In his newest book, Forgotten Founder, Drunken Prophet: The Life of Luther Martin, Kauffman is treading in unfamilar waters. While the trials and tribulations of the Republic's most eccentric anti-Federalist are well within Kauffman's purview, this is his first book-length biography, something that could make even the most adoring fans skeptical.
But if you enter a skeptic, you'll leave a firm believer in Kauffman's versatility.
Maintaining the usual wit of his previous offerings, Kauffman treats us to a barrage of quips and insights we've come to expect from the folksy patriot of Batavia, New York — all the while keeping an eye on the seriousness of the project at hand.

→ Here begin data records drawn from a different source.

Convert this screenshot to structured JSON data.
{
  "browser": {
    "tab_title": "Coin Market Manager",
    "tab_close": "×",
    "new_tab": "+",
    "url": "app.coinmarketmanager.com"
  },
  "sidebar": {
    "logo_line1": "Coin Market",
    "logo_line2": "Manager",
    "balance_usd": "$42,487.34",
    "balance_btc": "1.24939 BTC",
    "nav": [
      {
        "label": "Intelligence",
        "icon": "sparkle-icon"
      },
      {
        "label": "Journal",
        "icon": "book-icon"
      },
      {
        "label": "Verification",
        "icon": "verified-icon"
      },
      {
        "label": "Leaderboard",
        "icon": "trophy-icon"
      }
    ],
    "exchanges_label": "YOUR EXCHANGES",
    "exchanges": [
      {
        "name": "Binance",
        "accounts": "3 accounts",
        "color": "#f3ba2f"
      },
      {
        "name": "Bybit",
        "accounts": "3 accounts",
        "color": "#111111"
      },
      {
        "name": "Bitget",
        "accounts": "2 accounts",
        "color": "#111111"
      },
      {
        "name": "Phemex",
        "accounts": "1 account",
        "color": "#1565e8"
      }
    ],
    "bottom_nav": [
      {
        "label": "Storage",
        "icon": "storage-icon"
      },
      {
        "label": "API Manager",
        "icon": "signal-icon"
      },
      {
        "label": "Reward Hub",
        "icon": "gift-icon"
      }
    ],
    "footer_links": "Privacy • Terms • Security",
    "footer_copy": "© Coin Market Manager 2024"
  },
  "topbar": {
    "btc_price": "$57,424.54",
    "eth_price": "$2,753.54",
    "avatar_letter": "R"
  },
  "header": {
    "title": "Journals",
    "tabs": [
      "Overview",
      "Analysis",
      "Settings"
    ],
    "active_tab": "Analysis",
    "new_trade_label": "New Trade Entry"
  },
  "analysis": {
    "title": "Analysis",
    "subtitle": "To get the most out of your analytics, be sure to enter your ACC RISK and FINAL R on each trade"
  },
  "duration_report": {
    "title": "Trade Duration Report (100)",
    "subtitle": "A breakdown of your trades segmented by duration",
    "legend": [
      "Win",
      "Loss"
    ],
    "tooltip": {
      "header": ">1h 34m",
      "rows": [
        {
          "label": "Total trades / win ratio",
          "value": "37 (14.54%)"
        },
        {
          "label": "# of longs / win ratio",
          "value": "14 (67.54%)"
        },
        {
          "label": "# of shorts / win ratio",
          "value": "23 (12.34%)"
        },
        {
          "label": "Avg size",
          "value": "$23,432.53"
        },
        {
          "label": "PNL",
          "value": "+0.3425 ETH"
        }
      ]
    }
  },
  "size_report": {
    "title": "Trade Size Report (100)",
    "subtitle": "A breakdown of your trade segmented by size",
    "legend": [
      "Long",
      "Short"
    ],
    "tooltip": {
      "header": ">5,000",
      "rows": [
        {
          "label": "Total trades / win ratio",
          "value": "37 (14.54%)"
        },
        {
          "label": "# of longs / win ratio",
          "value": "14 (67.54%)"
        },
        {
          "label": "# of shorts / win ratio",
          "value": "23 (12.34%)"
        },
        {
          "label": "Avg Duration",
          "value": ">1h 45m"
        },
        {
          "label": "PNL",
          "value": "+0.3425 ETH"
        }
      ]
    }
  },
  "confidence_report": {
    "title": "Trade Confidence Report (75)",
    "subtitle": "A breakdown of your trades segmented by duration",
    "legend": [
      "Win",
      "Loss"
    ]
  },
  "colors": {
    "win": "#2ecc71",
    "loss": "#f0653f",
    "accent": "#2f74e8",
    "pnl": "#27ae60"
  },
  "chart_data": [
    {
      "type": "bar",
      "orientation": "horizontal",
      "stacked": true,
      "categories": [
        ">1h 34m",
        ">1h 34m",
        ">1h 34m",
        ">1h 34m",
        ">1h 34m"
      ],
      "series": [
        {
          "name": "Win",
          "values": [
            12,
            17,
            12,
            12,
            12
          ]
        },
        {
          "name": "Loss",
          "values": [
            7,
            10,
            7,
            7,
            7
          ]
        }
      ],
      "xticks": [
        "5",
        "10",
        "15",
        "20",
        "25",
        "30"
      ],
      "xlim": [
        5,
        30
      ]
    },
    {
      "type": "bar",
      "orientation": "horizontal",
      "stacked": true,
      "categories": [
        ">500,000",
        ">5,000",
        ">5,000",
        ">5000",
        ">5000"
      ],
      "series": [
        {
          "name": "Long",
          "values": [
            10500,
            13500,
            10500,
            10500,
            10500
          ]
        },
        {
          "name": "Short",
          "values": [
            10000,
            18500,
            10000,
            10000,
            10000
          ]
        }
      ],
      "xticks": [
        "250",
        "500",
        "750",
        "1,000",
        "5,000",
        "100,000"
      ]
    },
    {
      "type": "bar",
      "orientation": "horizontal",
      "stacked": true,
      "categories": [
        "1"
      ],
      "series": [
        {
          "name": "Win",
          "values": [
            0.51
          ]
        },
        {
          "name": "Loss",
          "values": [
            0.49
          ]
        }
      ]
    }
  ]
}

Though the book is primarily a biography of the early American political figure, it doubles as a spirited defense of those who fought against Constitutional ratification in Philadelphia.

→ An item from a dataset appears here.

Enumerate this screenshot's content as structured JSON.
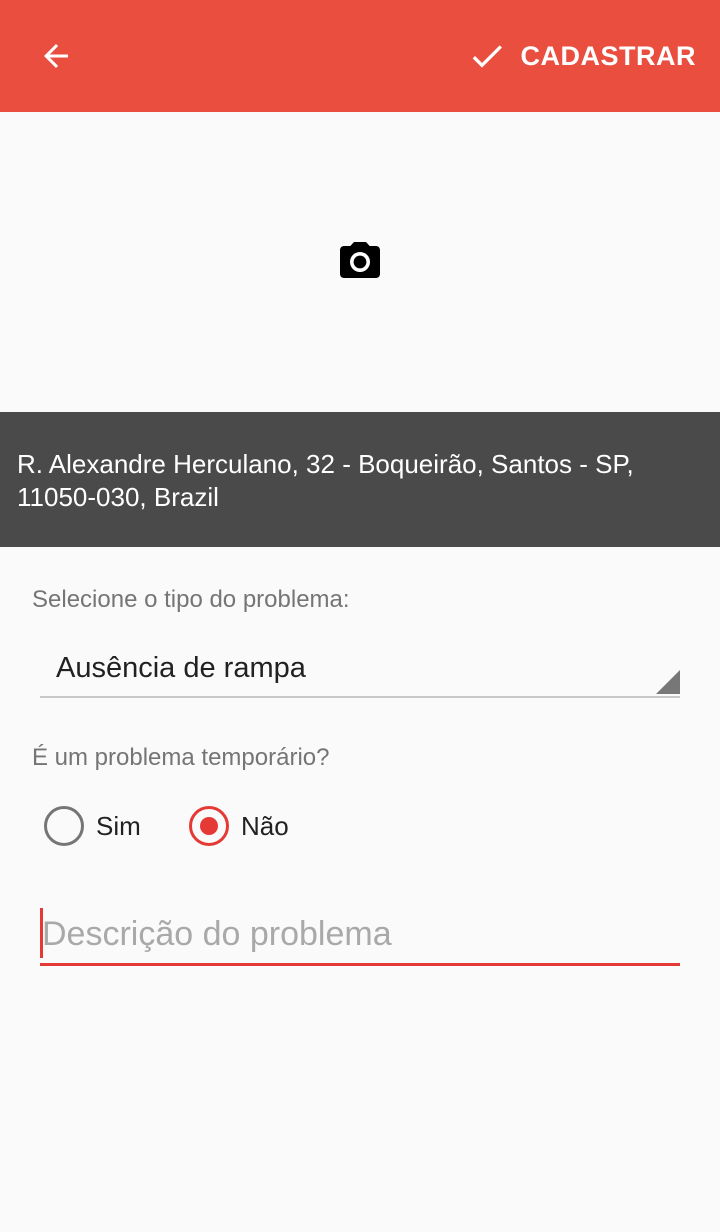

As Kauffman aptly notes, the Founders are often revered as the designers of a "federal compact," wary of the dangers of big government tyranny.
In fact, it was the "anti-Federalists" who were the true advocates of self-government, and Martin was their most spirited proponent.
One of the implied theses of the book is that history is written by the winners, and we are all worse off for it. Kauffman is at his best noting Martin's unfair treatment by Constitutional scholars and historians, who have for the most part regarded him as "the town drunk, the class bore, the motormouth."
Kauffman thoroughly debunks this as obtuse obstructionism. In fact, Martin was a relatively modest participant at the Constitutional Convention. His attachment to the Articles of Confederation was predicated on a reverence for local government as well as the illegality of the usurpation of power promoted by Hamilton, Madison and the gang.
Martin, a lawyer by trade, New Jerseyian by birth, and Marylander of the heart, quickly emerges as not only a victim of "consensus history" but indeed as a prophet of things to come.
To Martin, the Virginia Plan was a complete and total betrayal of the public trust, allowing for a national government that was unimaginable in scope.
The end result would be the domination of the small by the large, an empire at home and abroad and a national apparatus with its nose poking into everyone's business.
As Kauffman notes: "Martin foresaw a national state that, equipped for aggressive war, would wage aggressive war."
It's hard to see where Martin was wrong on that count.
Aside from the specifics on Martin (and they are aplenty), all of the intricacies one would expect from Constitutional scholarship are here. Kauffman is familiar with the arguments about the role of land speculation in ratification that is rare in pop history text. His appraisal of the complex role of the "peculiar institution" (i.e., slavery) is more honest than most.
No doubt a book like this is a tall order. Though Kauffman is an admirer of Martin, he acknowledges that Martin is "alternately endearing and infuriating." To make matters more difficult, the anti-heros of the story are well-respected figures like James Madison and Alexander Hamilton, whom Kauffman joyfully points out was a "West Indian bastard," with no loyalty to hearth or home.
And yet Kauffman succeeds as he so often does, hurdling the mountainous myths of history with ease, and painting a sympathetic portrait of cause lost — but now at last — not forgotten.